The word ‘reunification’ suggests that these parts were once part of Romania, and are culturally and historically Romanian, which, evidently, is not the case. Even the Romanians themselves do not call their holiday ‘Great Reunification Day,’ just Great Union Day, to celebrate the new union that formed the new Romanian Kingdom.
Since then, Euronews has changed the headline to read ‘Celebration on One Side, National Tragedy on the Other: Transylvania Was Annexed by Romania 105 Years Ago’. However, the original title has already been cached by the Google search engine, so a simple Google search will reveal the original title.
Also, the online version of the Hungarian political magazine Mandiner has also caught the error, and reported on it in an article of their own.

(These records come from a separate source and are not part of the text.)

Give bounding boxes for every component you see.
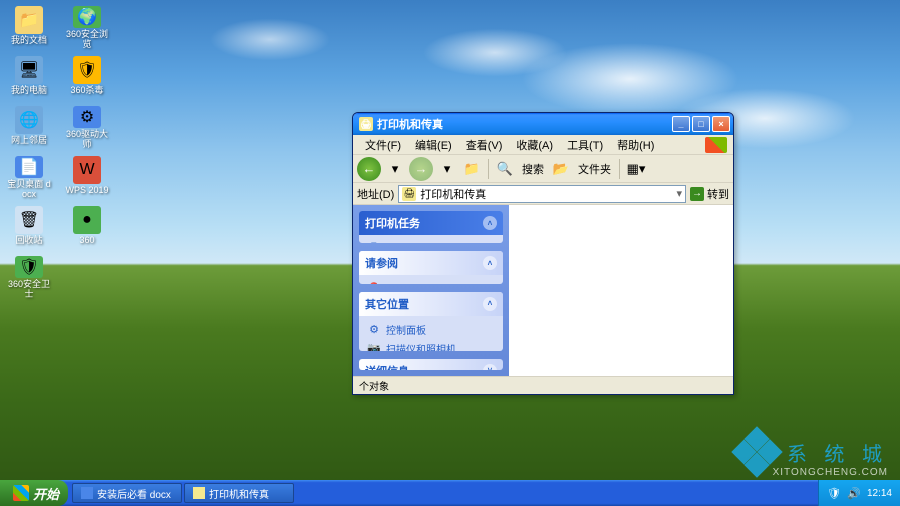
content-pane[interactable] <box>509 205 733 376</box>
desktop-icon-360av[interactable]: 🛡360杀毒 <box>62 54 112 102</box>
desktop-icon-my-computer[interactable]: 🖥我的电脑 <box>4 54 54 102</box>
control-panel-icon: ⚙ <box>367 322 381 336</box>
menu-file[interactable]: 文件(F) <box>359 135 407 155</box>
taskbar-item-docx[interactable]: 安装后必看 docx <box>72 483 182 503</box>
desktop-icon-docx[interactable]: 📄宝贝桌面 docx <box>4 154 54 202</box>
tasks-panel: 打印机任务 ˄ 🖨添加打印机 📠设置传真 请参阅 ˄ ❓打印疑难解答 ❓获得关于… <box>353 205 509 376</box>
chevron-up-icon: ˄ <box>483 297 497 311</box>
windows-logo-icon <box>705 137 727 153</box>
forward-button[interactable]: → <box>409 157 433 181</box>
forward-dropdown[interactable]: ▾ <box>436 158 458 180</box>
desktop-icon-360driver[interactable]: ⚙360驱动大师 <box>62 104 112 152</box>
menubar: 文件(F) 编辑(E) 查看(V) 收藏(A) 工具(T) 帮助(H) <box>353 135 733 155</box>
task-group-other-places[interactable]: 其它位置 ˄ <box>359 292 503 316</box>
desktop-icons: 📁我的文档 🖥我的电脑 🌐网上邻居 📄宝贝桌面 docx 🗑回收站 🛡360安全… <box>4 4 54 464</box>
window-title: 打印机和传真 <box>377 116 672 132</box>
go-button[interactable]: → 转到 <box>690 186 729 202</box>
link-control-panel[interactable]: ⚙控制面板 <box>367 322 495 337</box>
task-group-details[interactable]: 详细信息 ˅ <box>359 359 503 370</box>
desktop-icon-my-documents[interactable]: 📁我的文档 <box>4 4 54 52</box>
address-input[interactable]: 🖨 打印机和传真 ▾ <box>398 185 686 203</box>
minimize-button[interactable]: _ <box>672 116 690 132</box>
desktop-icon-360safe[interactable]: 🛡360安全卫士 <box>4 254 54 302</box>
scanner-icon: 📷 <box>367 341 381 350</box>
menu-tools[interactable]: 工具(T) <box>561 135 609 155</box>
address-bar: 地址(D) 🖨 打印机和传真 ▾ → 转到 <box>353 183 733 205</box>
menu-help[interactable]: 帮助(H) <box>611 135 660 155</box>
menu-edit[interactable]: 编辑(E) <box>409 135 458 155</box>
folders-icon[interactable]: 📂 <box>550 158 572 180</box>
chevron-up-icon: ˄ <box>483 256 497 270</box>
back-button[interactable]: ← <box>357 157 381 181</box>
statusbar: 个对象 <box>353 376 733 394</box>
tray-clock[interactable]: 12:14 <box>867 488 892 499</box>
go-arrow-icon: → <box>690 187 704 201</box>
printer-icon: 🖨 <box>402 187 416 201</box>
search-icon[interactable]: 🔍 <box>494 158 516 180</box>
desktop-icon-wps[interactable]: WWPS 2019 <box>62 154 112 202</box>
task-group-printer-tasks[interactable]: 打印机任务 ˄ <box>359 211 503 235</box>
chevron-up-icon: ˄ <box>483 216 497 230</box>
maximize-button[interactable]: □ <box>692 116 710 132</box>
up-button[interactable]: 📁 <box>461 158 483 180</box>
menu-view[interactable]: 查看(V) <box>460 135 509 155</box>
tray-shield-icon[interactable]: 🛡 <box>827 486 841 500</box>
close-button[interactable]: × <box>712 116 730 132</box>
desktop-icon-360[interactable]: ●360 <box>62 204 112 252</box>
desktop-icon-recycle-bin[interactable]: 🗑回收站 <box>4 204 54 252</box>
word-icon <box>81 487 93 499</box>
task-group-see-also[interactable]: 请参阅 ˄ <box>359 251 503 275</box>
desktop-icons-col2: 🌍360安全浏览 🛡360杀毒 ⚙360驱动大师 WWPS 2019 ●360 <box>62 4 112 464</box>
explorer-window: 🖨 打印机和传真 _ □ × 文件(F) 编辑(E) 查看(V) 收藏(A) 工… <box>352 112 734 395</box>
titlebar[interactable]: 🖨 打印机和传真 _ □ × <box>353 113 733 135</box>
task-troubleshoot[interactable]: ❓打印疑难解答 <box>367 281 495 283</box>
menu-favorites[interactable]: 收藏(A) <box>510 135 559 155</box>
system-tray[interactable]: 🛡 🔊 12:14 <box>818 480 900 506</box>
start-button[interactable]: 开始 <box>0 480 68 506</box>
toolbar: ← ▾ → ▾ 📁 🔍 搜索 📂 文件夹 ▦▾ <box>353 155 733 183</box>
taskbar-item-printers[interactable]: 打印机和传真 <box>184 483 294 503</box>
printer-icon <box>193 487 205 499</box>
printer-icon: 🖨 <box>359 117 373 131</box>
folders-label[interactable]: 文件夹 <box>575 161 614 177</box>
search-label[interactable]: 搜索 <box>519 161 547 177</box>
address-label: 地址(D) <box>357 186 394 202</box>
watermark-url: XITONGCHENG.COM <box>773 467 888 478</box>
tray-volume-icon[interactable]: 🔊 <box>847 486 861 500</box>
desktop-icon-network[interactable]: 🌐网上邻居 <box>4 104 54 152</box>
help-icon: ❓ <box>367 282 381 284</box>
desktop-icon-360browser[interactable]: 🌍360安全浏览 <box>62 4 112 52</box>
task-add-printer[interactable]: 🖨添加打印机 <box>367 241 495 243</box>
chevron-down-icon: ˅ <box>483 364 497 370</box>
link-scanners[interactable]: 📷扫描仪和照相机 <box>367 341 495 351</box>
views-button[interactable]: ▦▾ <box>625 158 647 180</box>
windows-flag-icon <box>13 485 29 501</box>
back-dropdown[interactable]: ▾ <box>384 158 406 180</box>
printer-add-icon: 🖨 <box>367 242 381 244</box>
taskbar: 开始 安装后必看 docx 打印机和传真 🛡 🔊 12:14 <box>0 480 900 506</box>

The end of World War I saw the break-up of the Austro-Hungarian Empire. The subsequent Treaty of Trianon awarded Transylvania to the Kingdom of Romania. About two thirds of Hungary’s territories were taken away. Therefore, 4 June, the day the treaty was signed, is commemorated as a National Day of Mourning in Hungary to this day. Ethnic Hungarians, in several locations still being the majority population, were subjugated to forced assimilation by their new governments, as well as ethnic harassment from the nationalist factions of their new countries.
The Trianon tragedy is one of the few issues where there tends to be a universal consensus across the political spectrum. Even the leftist-liberal politicians and voters of Hungary recognize the grave injustice the country had to endure. For example, Gergely Karácsony, the liberal Mayor of Budapest, ordered public transportation to stop for one minute in the city on 4 June 2020, the 100th anniversary of the treaty.
That is why
it is odd that the staff at Euronews writing in Hungarian, presumably native Hungarians, would be so blind to the offensive connotations of the headline they put out.
The article itself did not read as Romanian nationalist propaganda—it simply described the way Romania celebrated its national holiday, and what ceremonial gestures President Klaus Iohannis of Romania did to commemorate the occasion. However, the way it was written displayed total ignorance of the historical context and grave tactlessness when covering a sensitive topic.